San Martin
– The mother of a Gilroy man who faces life in prison, begged
the judge to remember

the real Anthony.

San Martin – The mother of a Gilroy man who faces life in prison, begged the judge to remember “the real Anthony.”

Anthony Aguilera, 22, was convicted in July of two counts of attempted murder, two counts of assault with a deadly weapon, one charge of shooting into an occupied vehicle and one charge of reckless driving while fleeing police.

Friday morning, Santa Clara County Superior Court Judge Kenneth Shapero spoke gently to a weeping Barbara Aguirre, Aguilera’s mother, telling her to take her time.

“He has a good heart, he is not a monster,” she told the court. “He has dreams, too. He has two siblings who need him.”

Family members and friends filled a row in an otherwise empty courtroom in the South County Courthouse in San Martin. Aguilera, dressed in red and orange prison garb, was allowed to have his handcuffs removed during the hearing.

Deputy District Attorney Stuart Scott and defense attorney Andrew Tursi met with Shapero in his chambers, then returned to the courtroom. Tursi told family members what was going to happen; when Shapero entered the courtroom, he invited family members to speak.

“We know the real Anthony, the Anthony without the drugs, the Anthony without that environment,” Aguirre told the judge, asking him to remember Aguilera’s youth.

When the brief hearing ended and family and friends had left the courtroom, Aguirre was allowed to hug her son.

Sentencing is schedule for March 16.

Scott said Aguilera could be sentenced to 35 years to life or 77 years to life, depending on how Shapero rules on a motion filed by Tursi. Aguilera was found guilty in the stabbing of Scott Bargar at the Extended Stay America in Morgan Hill on Jan. 26, 2005, and the attempted murder of Dustin Baldwin in an Oct. 23, 2004, shooting incident in the parking lot of a liquor store in Gilroy.
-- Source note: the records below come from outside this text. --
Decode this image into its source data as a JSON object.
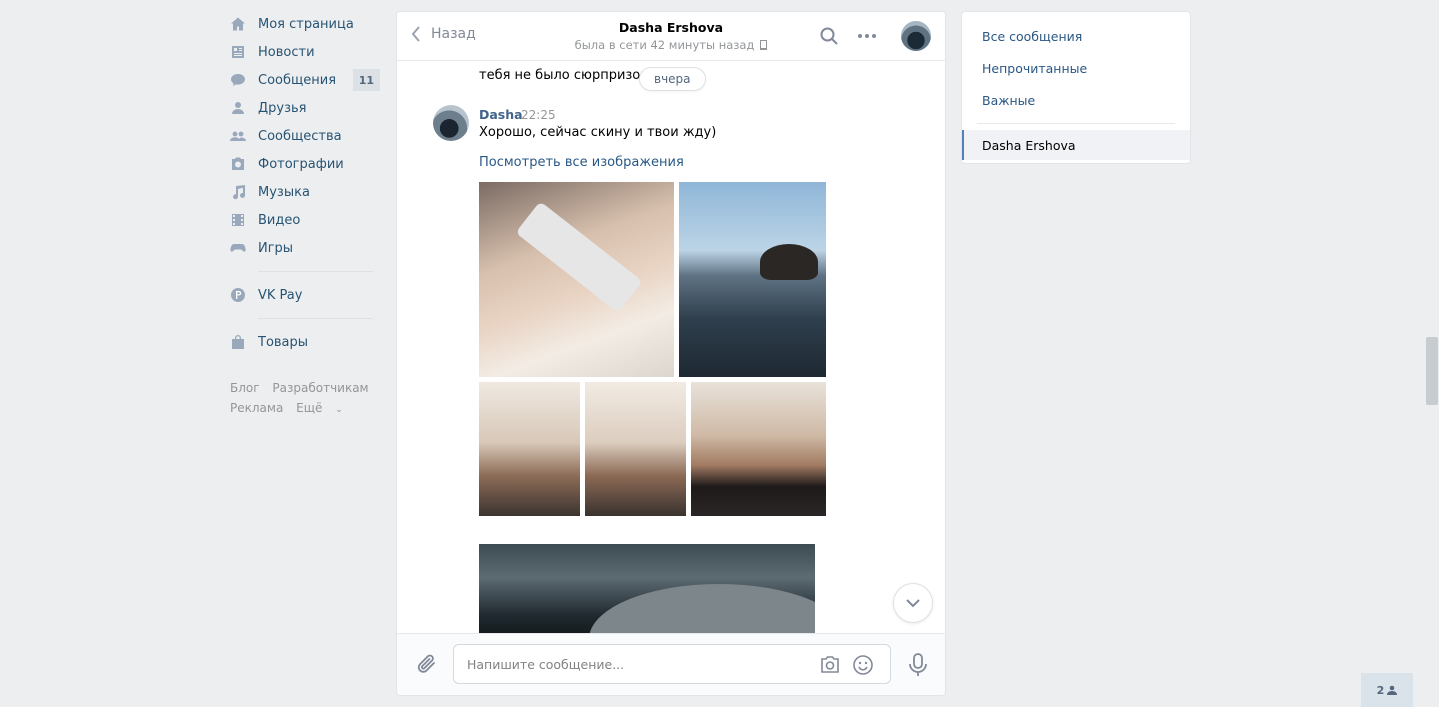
{
  "nav": {
    "items": [
      {
        "label": "Моя страница",
        "icon": "home-icon"
      },
      {
        "label": "Новости",
        "icon": "news-icon"
      },
      {
        "label": "Сообщения",
        "icon": "messages-icon",
        "badge": "11"
      },
      {
        "label": "Друзья",
        "icon": "friends-icon"
      },
      {
        "label": "Сообщества",
        "icon": "groups-icon"
      },
      {
        "label": "Фотографии",
        "icon": "camera-icon"
      },
      {
        "label": "Музыка",
        "icon": "music-icon"
      },
      {
        "label": "Видео",
        "icon": "video-icon"
      },
      {
        "label": "Игры",
        "icon": "games-icon"
      }
    ],
    "vkpay": "VK Pay",
    "goods": "Товары",
    "footer": {
      "blog": "Блог",
      "developers": "Разработчикам",
      "ads": "Реклама",
      "more": "Ещё"
    }
  },
  "chat": {
    "back_label": "Назад",
    "peer_name": "Dasha Ershova",
    "peer_status": "была в сети 42 минуты назад",
    "prev_message_line": "тебя не было сюрпризов",
    "date_divider": "вчера",
    "message": {
      "author": "Dasha",
      "time": "22:25",
      "text": "Хорошо, сейчас скину и твои жду)",
      "view_all": "Посмотреть все изображения"
    },
    "composer_placeholder": "Напишите сообщение..."
  },
  "folders": {
    "all": "Все сообщения",
    "unread": "Непрочитанные",
    "important": "Важные",
    "active_dialog": "Dasha Ershova"
  },
  "online_count": "2",
  "colors": {
    "link": "#2a5885",
    "nav_text": "#285473",
    "background": "#edeef0",
    "accent": "#5181b8"
  }
}
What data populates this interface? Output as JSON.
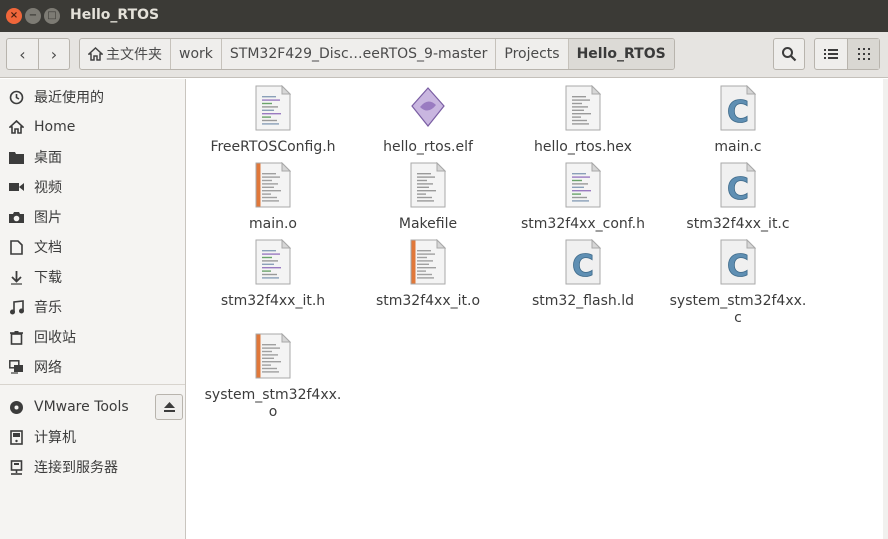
{
  "window": {
    "title": "Hello_RTOS",
    "close_glyph": "×",
    "min_glyph": "−",
    "max_glyph": "□"
  },
  "nav": {
    "back_glyph": "‹",
    "forward_glyph": "›"
  },
  "breadcrumbs": [
    {
      "label": "主文件夹",
      "icon": "home-icon"
    },
    {
      "label": "work"
    },
    {
      "label": "STM32F429_Disc…eeRTOS_9-master"
    },
    {
      "label": "Projects"
    },
    {
      "label": "Hello_RTOS",
      "active": true
    }
  ],
  "toolbar": {
    "search_icon": "search-icon",
    "list_view_icon": "list-view-icon",
    "grid_view_icon": "grid-view-icon"
  },
  "sidebar": {
    "places": [
      {
        "label": "最近使用的",
        "icon": "clock-icon"
      },
      {
        "label": "Home",
        "icon": "home-icon"
      },
      {
        "label": "桌面",
        "icon": "folder-icon"
      },
      {
        "label": "视频",
        "icon": "video-icon"
      },
      {
        "label": "图片",
        "icon": "camera-icon"
      },
      {
        "label": "文档",
        "icon": "document-icon"
      },
      {
        "label": "下载",
        "icon": "download-icon"
      },
      {
        "label": "音乐",
        "icon": "music-icon"
      },
      {
        "label": "回收站",
        "icon": "trash-icon"
      },
      {
        "label": "网络",
        "icon": "network-icon"
      }
    ],
    "devices": [
      {
        "label": "VMware Tools",
        "icon": "disc-icon",
        "eject": true
      },
      {
        "label": "计算机",
        "icon": "computer-icon"
      },
      {
        "label": "连接到服务器",
        "icon": "server-icon"
      }
    ]
  },
  "files": [
    {
      "name": "FreeRTOSConfig.h",
      "type": "header"
    },
    {
      "name": "hello_rtos.elf",
      "type": "elf"
    },
    {
      "name": "hello_rtos.hex",
      "type": "text"
    },
    {
      "name": "main.c",
      "type": "c"
    },
    {
      "name": "main.o",
      "type": "object"
    },
    {
      "name": "Makefile",
      "type": "text"
    },
    {
      "name": "stm32f4xx_conf.h",
      "type": "header"
    },
    {
      "name": "stm32f4xx_it.c",
      "type": "c"
    },
    {
      "name": "stm32f4xx_it.h",
      "type": "header"
    },
    {
      "name": "stm32f4xx_it.o",
      "type": "object"
    },
    {
      "name": "stm32_flash.ld",
      "type": "c"
    },
    {
      "name": "system_stm32f4xx.\nc",
      "type": "c"
    },
    {
      "name": "system_stm32f4xx.\no",
      "type": "object"
    }
  ],
  "colors": {
    "titlebar": "#3b3a36",
    "close": "#f0663a",
    "c_icon": "#5f8fb3",
    "object_stripe": "#e0783a",
    "elf_icon": "#9a7bc1"
  }
}
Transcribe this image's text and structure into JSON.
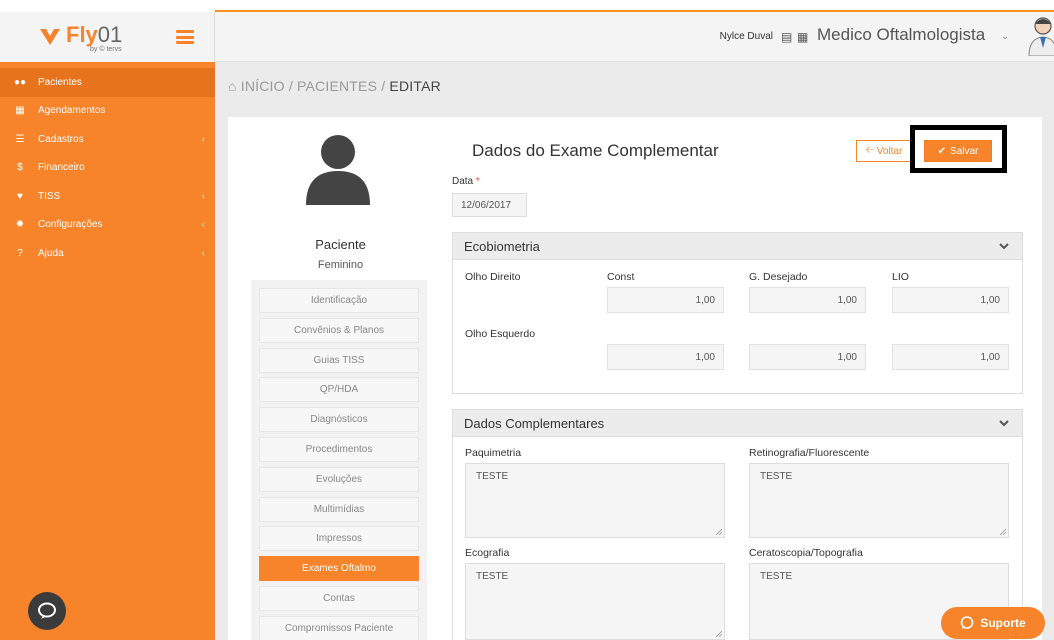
{
  "brand": {
    "logo_text": "Fly",
    "logo_num": "01",
    "logo_sub": "by © tervs"
  },
  "sidebar": {
    "items": [
      {
        "label": "Pacientes",
        "icon": "users-icon",
        "caret": ""
      },
      {
        "label": "Agendamentos",
        "icon": "calendar-icon",
        "caret": ""
      },
      {
        "label": "Cadastros",
        "icon": "list-icon",
        "caret": "‹"
      },
      {
        "label": "Financeiro",
        "icon": "dollar-icon",
        "caret": ""
      },
      {
        "label": "TISS",
        "icon": "heartbeat-icon",
        "caret": "‹"
      },
      {
        "label": "Configurações",
        "icon": "gear-icon",
        "caret": "‹"
      },
      {
        "label": "Ajuda",
        "icon": "question-icon",
        "caret": "‹"
      }
    ]
  },
  "header": {
    "user_name": "Nylce Duval",
    "role": "Medico Oftalmologista"
  },
  "breadcrumb": {
    "home": "INÍCIO",
    "section": "PACIENTES",
    "current": "EDITAR",
    "sep": "/"
  },
  "patient": {
    "name": "Paciente",
    "sex": "Feminino"
  },
  "patient_menu": [
    "Identificação",
    "Convênios & Planos",
    "Guias TISS",
    "QP/HDA",
    "Diagnósticos",
    "Procedimentos",
    "Evoluções",
    "Multimídias",
    "Impressos",
    "Exames Oftalmo",
    "Contas",
    "Compromissos Paciente"
  ],
  "patient_menu_active": "Exames Oftalmo",
  "form": {
    "title": "Dados do Exame Complementar",
    "voltar_label": "Voltar",
    "salvar_label": "Salvar",
    "data_label": "Data",
    "data_required": "*",
    "data_value": "12/06/2017"
  },
  "ecobiometria": {
    "title": "Ecobiometria",
    "col_const": "Const",
    "col_desejado": "G. Desejado",
    "col_lio": "LIO",
    "olho_direito": {
      "label": "Olho Direito",
      "const": "1,00",
      "desejado": "1,00",
      "lio": "1,00"
    },
    "olho_esquerdo": {
      "label": "Olho Esquerdo",
      "const": "1,00",
      "desejado": "1,00",
      "lio": "1,00"
    }
  },
  "complementares": {
    "title": "Dados Complementares",
    "paquimetria": {
      "label": "Paquimetria",
      "value": "TESTE"
    },
    "retinografia": {
      "label": "Retinografia/Fluorescente",
      "value": "TESTE"
    },
    "ecografia": {
      "label": "Ecografia",
      "value": "TESTE"
    },
    "ceratoscopia": {
      "label": "Ceratoscopia/Topografia",
      "value": "TESTE"
    }
  },
  "support": {
    "label": "Suporte"
  },
  "colors": {
    "accent": "#f7842a",
    "sidebar_active": "#e8731d",
    "highlight": "#000000"
  }
}
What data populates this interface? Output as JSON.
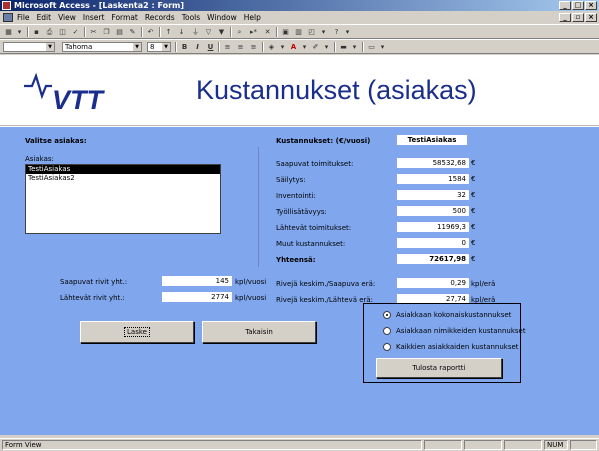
{
  "window": {
    "title": "Microsoft Access - [Laskenta2 : Form]"
  },
  "menu": [
    "File",
    "Edit",
    "View",
    "Insert",
    "Format",
    "Records",
    "Tools",
    "Window",
    "Help"
  ],
  "toolbar": {
    "font_name": "Tahoma",
    "font_size": "8"
  },
  "form": {
    "logo_text": "VTT",
    "title": "Kustannukset (asiakas)",
    "customer_section_label": "Valitse asiakas:",
    "customer_list_label": "Asiakas:",
    "customers": [
      "TestiAsiakas",
      "TestiAsiakas2"
    ],
    "costs_header_label": "Kustannukset: (€/vuosi)",
    "selected_customer": "TestiAsiakas",
    "currency": "€",
    "costs": [
      {
        "label": "Saapuvat toimitukset:",
        "value": "58532,68"
      },
      {
        "label": "Säilytys:",
        "value": "1584"
      },
      {
        "label": "Inventointi:",
        "value": "32"
      },
      {
        "label": "Työllisätävyys:",
        "value": "500"
      },
      {
        "label": "Lähtevät toimitukset:",
        "value": "11969,3"
      },
      {
        "label": "Muut kustannukset:",
        "value": "0"
      }
    ],
    "total": {
      "label": "Yhteensä:",
      "value": "72617,98"
    },
    "incoming_rows": {
      "label": "Saapuvat rivit yht.:",
      "value": "145",
      "unit": "kpl/vuosi"
    },
    "outgoing_rows": {
      "label": "Lähtevät rivit yht.:",
      "value": "2774",
      "unit": "kpl/vuosi"
    },
    "avg_incoming": {
      "label": "Rivejä keskim./Saapuva erä:",
      "value": "0,29",
      "unit": "kpl/erä"
    },
    "avg_outgoing": {
      "label": "Rivejä keskim./Lähtevä erä:",
      "value": "27,74",
      "unit": "kpl/erä"
    },
    "calculate_button": "Laske",
    "back_button": "Takaisin",
    "report_options": [
      {
        "label": "Asiakkaan kokonaiskustannukset",
        "selected": true
      },
      {
        "label": "Asiakkaan nimikkeiden kustannukset",
        "selected": false
      },
      {
        "label": "Kaikkien asiakkaiden kustannukset",
        "selected": false
      }
    ],
    "print_report_button": "Tulosta raportti"
  },
  "statusbar": {
    "view": "Form View",
    "num": "NUM"
  }
}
Bargar was seriously wounded in the stabbing, but survived. No one was injured in the shooting, although police reports indicate as many as six shots may have been fired, with four striking a truck with four people inside.

“He deserves the maximum sentence under the appropriate law so that he can be held responsible for his conduct,” Scott said after the hearing.